Quote from: gtweak on August 31, 2011, 10:13:04 AMExcluding from ProBalance restraint will prevent Process Lasso from changing process' priority, Gaming mode introduces some core engine tweaks not to disturb game processes.
Quote from: gtweak on August 31, 2011, 10:18:52 AMYes, taking these two tweaks should (not necessarily) make games work more smoothly. I can said as Worms Armageddon fan.
Quote from: gtweak on August 31, 2011, 10:29:55 AMIt's optimized anyway! Just look how small (even tiny) amount of memory it uses with so big functionality. Mentioning "not necessarily" I wanted to give no guarantee.
Quote from: bitsum.support on August 31, 2011, 01:16:59 PMThere is an option 'Automatically enter gaming mode'. Set this for your games, then you do not need to also exclude them from ProBalance restraint, though doing so won't hurt anything either. The 'Configure game processes' option is just that. It tells Process Lasso what processes are games. That is all you need to do .Often people ask what configuration changes they should make to further improve their systems. My best recommendation is usually not to make any. I mean, you *do* want to identify your games as 'games' by setting them to automatically enter gaming mode, but you don't want to go around tweaking a bunch of other settings. Why? Because the process of tuning a system is so complex that you're more likely to do more harm than good. It is best to rely on Process Lasso's default settings, which have been tuned over many years of real-world use.One thing I would like to warn against is 'Foreground boosting', a feature Process Lasso does offer, with warnings attached. It is disabled by default for this reason. Some games can have big problems when this sort of boosting is used. Further, it does not help things at all. Windows already boosts the effective priority of the foreground process, and further boosting is usually detrimental. Sadly, most of the cheap '[some application]' type apps you see spun out from the 'cheap software factories' do just this - raise the priority of games and then lie to consumers, saying that somehow gives them more 'horsepower'. In fact, that is not at all how CPUs work, and not at all the purpose of priorities.
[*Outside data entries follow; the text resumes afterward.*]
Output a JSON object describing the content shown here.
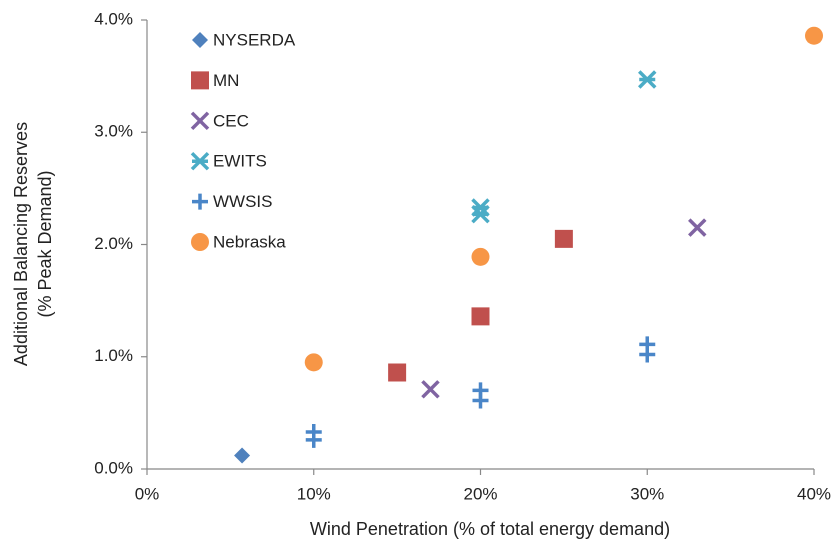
{
  "chart_data": {
    "type": "scatter",
    "xlabel": "Wind Penetration (% of total energy demand)",
    "ylabel": [
      "Additional Balancing Reserves",
      "(% Peak Demand)"
    ],
    "xlim": [
      0,
      40
    ],
    "ylim": [
      0,
      4
    ],
    "xticks": [
      {
        "value": 0,
        "label": "0%"
      },
      {
        "value": 10,
        "label": "10%"
      },
      {
        "value": 20,
        "label": "20%"
      },
      {
        "value": 30,
        "label": "30%"
      },
      {
        "value": 40,
        "label": "40%"
      }
    ],
    "yticks": [
      {
        "value": 0,
        "label": "0.0%"
      },
      {
        "value": 1,
        "label": "1.0%"
      },
      {
        "value": 2,
        "label": "2.0%"
      },
      {
        "value": 3,
        "label": "3.0%"
      },
      {
        "value": 4,
        "label": "4.0%"
      }
    ],
    "legend": "top-left",
    "series": [
      {
        "name": "NYSERDA",
        "color": "#4f81bd",
        "marker": "diamond",
        "x": [
          5.7
        ],
        "values": [
          0.12
        ]
      },
      {
        "name": "MN",
        "color": "#c0504d",
        "marker": "square",
        "x": [
          15,
          20,
          25
        ],
        "values": [
          0.86,
          1.36,
          2.05
        ]
      },
      {
        "name": "CEC",
        "color": "#8064a2",
        "marker": "x",
        "x": [
          17,
          33
        ],
        "values": [
          0.71,
          2.15
        ]
      },
      {
        "name": "EWITS",
        "color": "#4bacc6",
        "marker": "star",
        "x": [
          20,
          20,
          30
        ],
        "values": [
          2.33,
          2.27,
          3.47
        ]
      },
      {
        "name": "WWSIS",
        "color": "#4a86c8",
        "marker": "plus",
        "x": [
          10,
          10,
          20,
          20,
          30,
          30
        ],
        "values": [
          0.33,
          0.26,
          0.7,
          0.61,
          1.11,
          1.02
        ]
      },
      {
        "name": "Nebraska",
        "color": "#f79646",
        "marker": "circle",
        "x": [
          10,
          20,
          40
        ],
        "values": [
          0.95,
          1.89,
          3.86
        ]
      }
    ]
  }
}
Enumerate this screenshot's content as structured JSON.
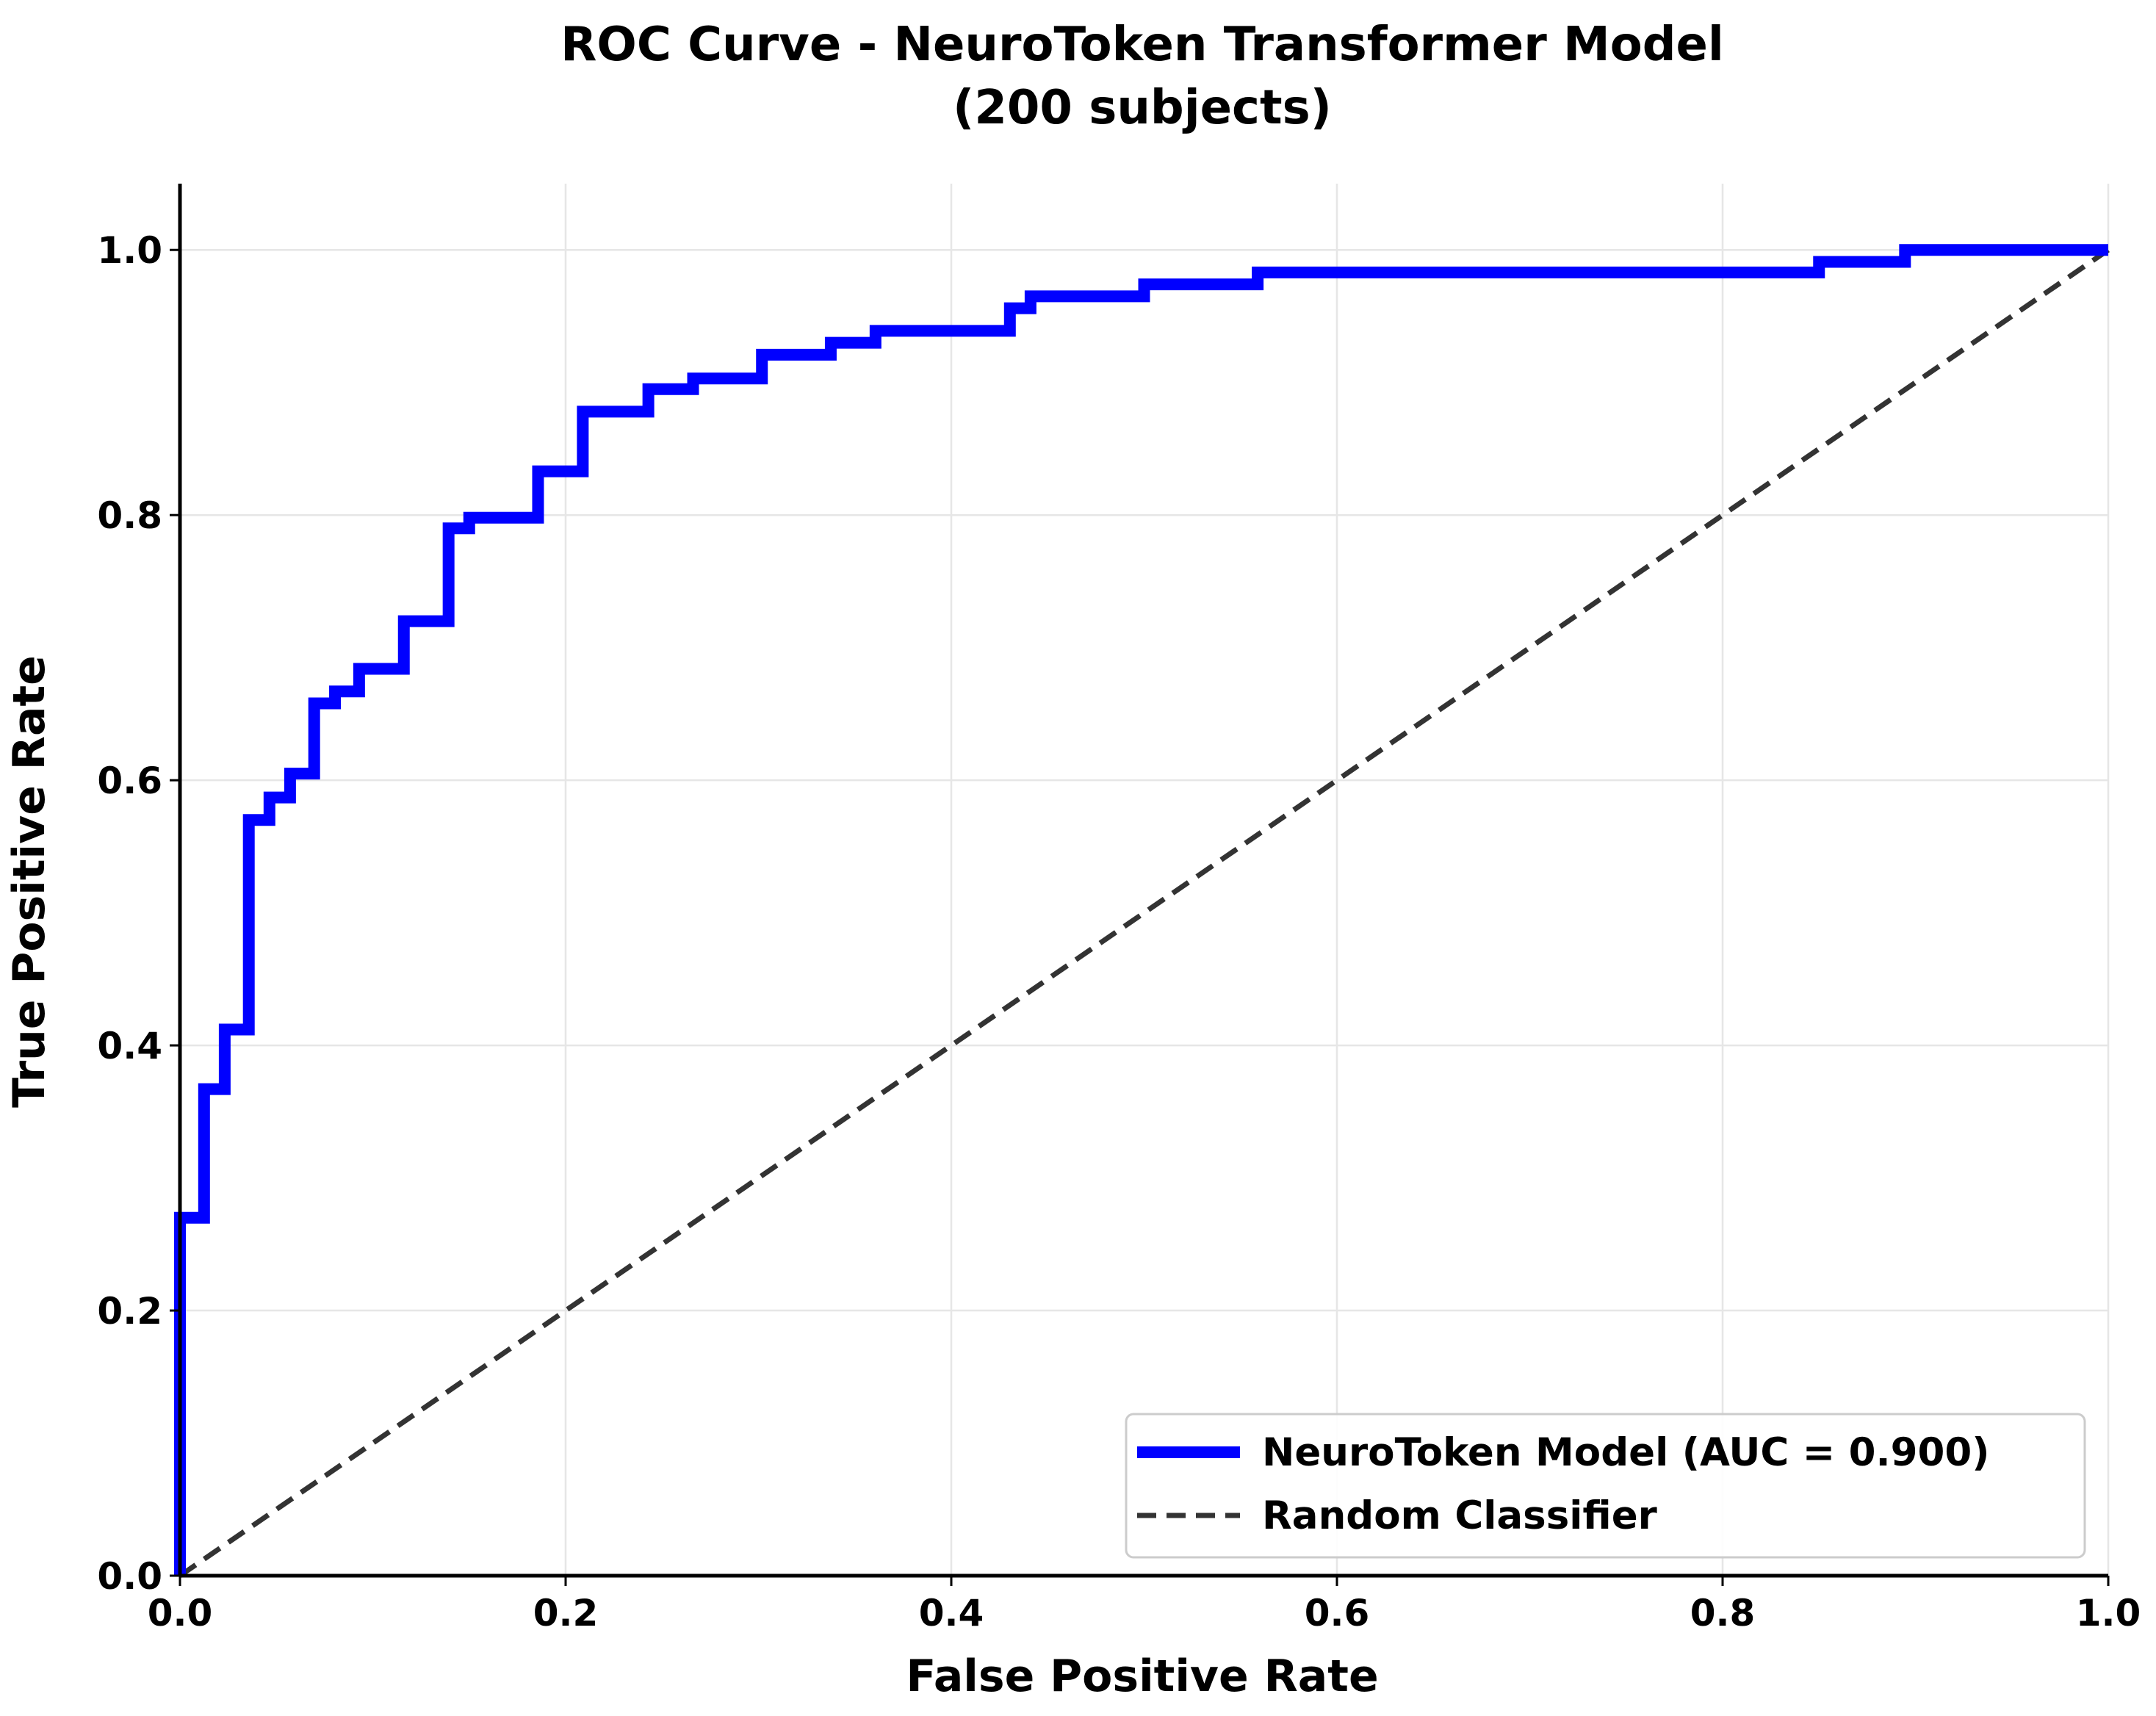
{
  "chart_data": {
    "type": "line",
    "title": "ROC Curve - NeuroToken Transformer Model",
    "subtitle": "(200 subjects)",
    "xlabel": "False Positive Rate",
    "ylabel": "True Positive Rate",
    "xlim": [
      0,
      1
    ],
    "ylim": [
      0,
      1.05
    ],
    "xticks": [
      "0.0",
      "0.2",
      "0.4",
      "0.6",
      "0.8",
      "1.0"
    ],
    "yticks": [
      "0.0",
      "0.2",
      "0.4",
      "0.6",
      "0.8",
      "1.0"
    ],
    "grid": true,
    "legend_position": "lower-right",
    "series": [
      {
        "name": "NeuroToken Model (AUC = 0.900)",
        "style": "solid",
        "color": "#0000ff",
        "x": [
          0.0,
          0.0,
          0.0125,
          0.0125,
          0.0232,
          0.0232,
          0.0357,
          0.0357,
          0.0464,
          0.0464,
          0.0571,
          0.0571,
          0.0696,
          0.0696,
          0.0804,
          0.0804,
          0.0929,
          0.0929,
          0.1161,
          0.1161,
          0.1393,
          0.1393,
          0.15,
          0.15,
          0.1857,
          0.1857,
          0.2089,
          0.2089,
          0.2429,
          0.2429,
          0.2661,
          0.2661,
          0.3018,
          0.3018,
          0.3375,
          0.3375,
          0.3607,
          0.3607,
          0.4304,
          0.4304,
          0.4411,
          0.4411,
          0.5,
          0.5,
          0.5589,
          0.5589,
          0.85,
          0.85,
          0.8946,
          0.8946,
          1.0
        ],
        "y": [
          0.0,
          0.27,
          0.27,
          0.367,
          0.367,
          0.412,
          0.412,
          0.57,
          0.57,
          0.587,
          0.587,
          0.605,
          0.605,
          0.658,
          0.658,
          0.667,
          0.667,
          0.684,
          0.684,
          0.72,
          0.72,
          0.79,
          0.79,
          0.798,
          0.798,
          0.833,
          0.833,
          0.878,
          0.878,
          0.895,
          0.895,
          0.903,
          0.903,
          0.921,
          0.921,
          0.93,
          0.93,
          0.939,
          0.939,
          0.956,
          0.956,
          0.965,
          0.965,
          0.974,
          0.974,
          0.983,
          0.983,
          0.991,
          0.991,
          1.0,
          1.0
        ]
      },
      {
        "name": "Random Classifier",
        "style": "dashed",
        "color": "#333333",
        "x": [
          0,
          1
        ],
        "y": [
          0,
          1
        ]
      }
    ]
  }
}
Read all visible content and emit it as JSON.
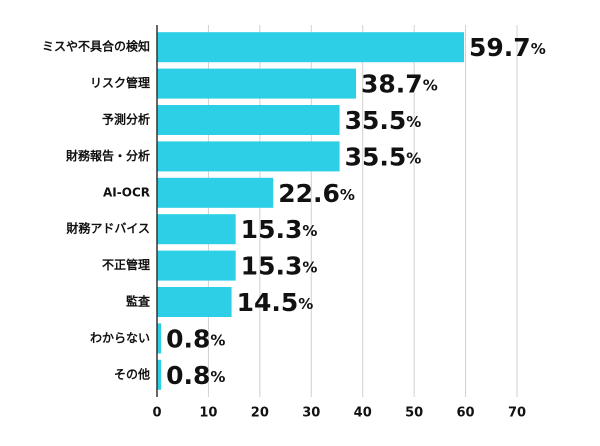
{
  "chart_data": {
    "type": "bar",
    "orientation": "horizontal",
    "categories": [
      "ミスや不具合の検知",
      "リスク管理",
      "予測分析",
      "財務報告・分析",
      "AI-OCR",
      "財務アドバイス",
      "不正管理",
      "監査",
      "わからない",
      "その他"
    ],
    "values": [
      59.7,
      38.7,
      35.5,
      35.5,
      22.6,
      15.3,
      15.3,
      14.5,
      0.8,
      0.8
    ],
    "value_labels": [
      "59.7%",
      "38.7%",
      "35.5%",
      "35.5%",
      "22.6%",
      "15.3%",
      "15.3%",
      "14.5%",
      "0.8%",
      "0.8%"
    ],
    "color": "#2ccfe6",
    "xlim": [
      0,
      70
    ],
    "xticks": [
      0,
      10,
      20,
      30,
      40,
      50,
      60,
      70
    ],
    "grid": true
  }
}
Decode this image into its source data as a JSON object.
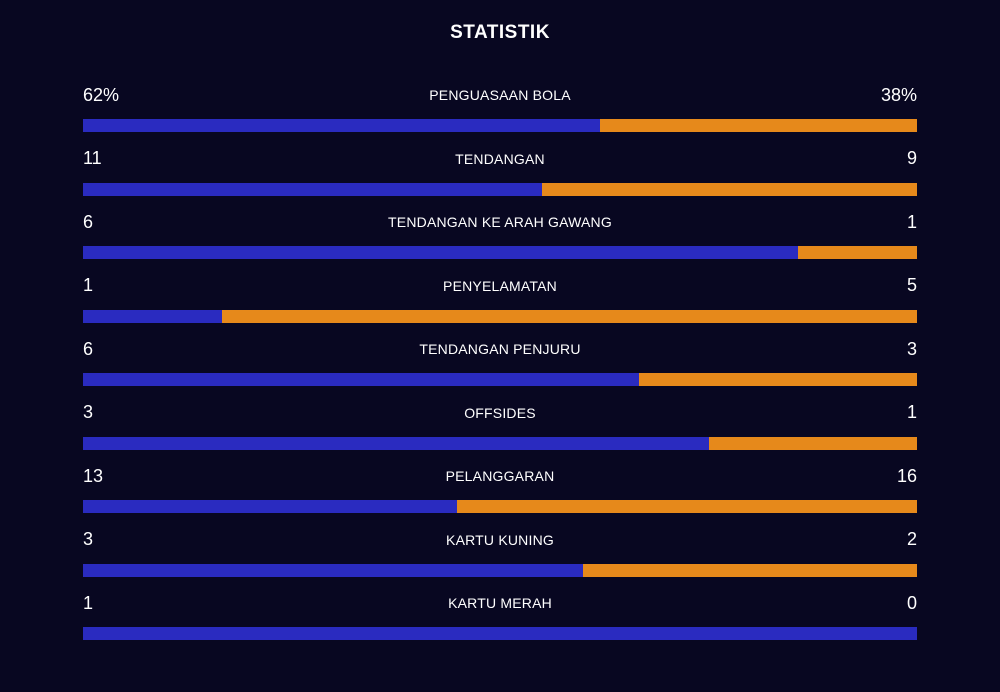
{
  "title": "STATISTIK",
  "colors": {
    "home": "#2a2bc0",
    "away": "#e6891b",
    "background": "#080721"
  },
  "stats": [
    {
      "label": "PENGUASAAN BOLA",
      "home": "62%",
      "away": "38%",
      "home_value": 62,
      "away_value": 38
    },
    {
      "label": "TENDANGAN",
      "home": "11",
      "away": "9",
      "home_value": 11,
      "away_value": 9
    },
    {
      "label": "TENDANGAN KE ARAH GAWANG",
      "home": "6",
      "away": "1",
      "home_value": 6,
      "away_value": 1
    },
    {
      "label": "PENYELAMATAN",
      "home": "1",
      "away": "5",
      "home_value": 1,
      "away_value": 5
    },
    {
      "label": "TENDANGAN PENJURU",
      "home": "6",
      "away": "3",
      "home_value": 6,
      "away_value": 3
    },
    {
      "label": "OFFSIDES",
      "home": "3",
      "away": "1",
      "home_value": 3,
      "away_value": 1
    },
    {
      "label": "PELANGGARAN",
      "home": "13",
      "away": "16",
      "home_value": 13,
      "away_value": 16
    },
    {
      "label": "KARTU KUNING",
      "home": "3",
      "away": "2",
      "home_value": 3,
      "away_value": 2
    },
    {
      "label": "KARTU MERAH",
      "home": "1",
      "away": "0",
      "home_value": 1,
      "away_value": 0
    }
  ]
}
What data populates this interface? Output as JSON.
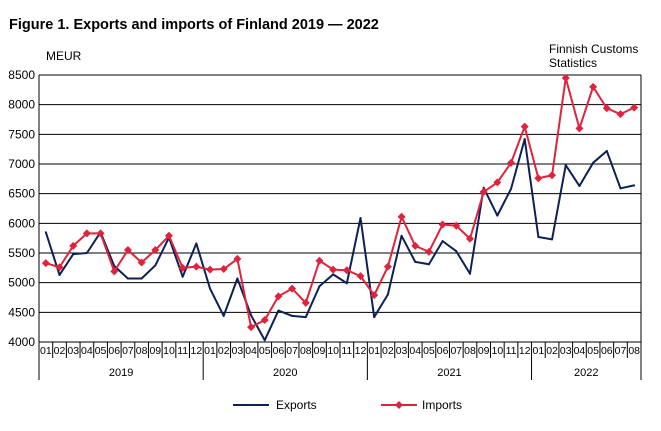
{
  "header": {
    "title": "Figure 1. Exports and imports of Finland 2019 — 2022",
    "unit": "MEUR",
    "source_line1": "Finnish Customs",
    "source_line2": "Statistics"
  },
  "chart_data": {
    "type": "line",
    "title": "Figure 1. Exports and imports of Finland 2019 — 2022",
    "ylabel": "MEUR",
    "xlabel": "",
    "ylim": [
      4000,
      8500
    ],
    "yticks": [
      4000,
      4500,
      5000,
      5500,
      6000,
      6500,
      7000,
      7500,
      8000,
      8500
    ],
    "grid": "horizontal",
    "legend_position": "bottom",
    "months": [
      "01",
      "02",
      "03",
      "04",
      "05",
      "06",
      "07",
      "08",
      "09",
      "10",
      "11",
      "12",
      "01",
      "02",
      "03",
      "04",
      "05",
      "06",
      "07",
      "08",
      "09",
      "10",
      "11",
      "12",
      "01",
      "02",
      "03",
      "04",
      "05",
      "06",
      "07",
      "08",
      "09",
      "10",
      "11",
      "12",
      "01",
      "02",
      "03",
      "04",
      "05",
      "06",
      "07",
      "08"
    ],
    "years": [
      {
        "label": "2019",
        "count": 12
      },
      {
        "label": "2020",
        "count": 12
      },
      {
        "label": "2021",
        "count": 12
      },
      {
        "label": "2022",
        "count": 8
      }
    ],
    "series": [
      {
        "name": "Exports",
        "color": "#0d2156",
        "marker": "none",
        "values": [
          5850,
          5130,
          5480,
          5500,
          5850,
          5280,
          5070,
          5070,
          5290,
          5760,
          5100,
          5660,
          4900,
          4440,
          5070,
          4450,
          4030,
          4530,
          4440,
          4420,
          4940,
          5140,
          4990,
          6090,
          4420,
          4800,
          5790,
          5350,
          5310,
          5700,
          5530,
          5150,
          6600,
          6130,
          6580,
          7420,
          5770,
          5730,
          6980,
          6630,
          7020,
          7220,
          6590,
          6640
        ]
      },
      {
        "name": "Imports",
        "color": "#e0233c",
        "marker": "diamond",
        "values": [
          5330,
          5260,
          5620,
          5830,
          5830,
          5190,
          5550,
          5340,
          5550,
          5790,
          5250,
          5270,
          5220,
          5230,
          5400,
          4250,
          4370,
          4770,
          4900,
          4660,
          5370,
          5220,
          5210,
          5110,
          4790,
          5270,
          6110,
          5620,
          5520,
          5980,
          5960,
          5740,
          6530,
          6690,
          7020,
          7630,
          6760,
          6810,
          8450,
          7600,
          8300,
          7940,
          7840,
          7950
        ]
      }
    ]
  }
}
A High priority process runs no 'faster' than a Low priority process. The priorities simply help the scheduler decide what should get the CPU when two or more processes (actually threads) need it. By selectively lowering background process priorities, you can boost responsiveness and prevent things from 'getting in the way'. Our demo proves how well this works. However, this must be done carefully, and our ProBalance algorithm is the result of many years of tuning .Hope this helps some. If you have additional questions, please ask.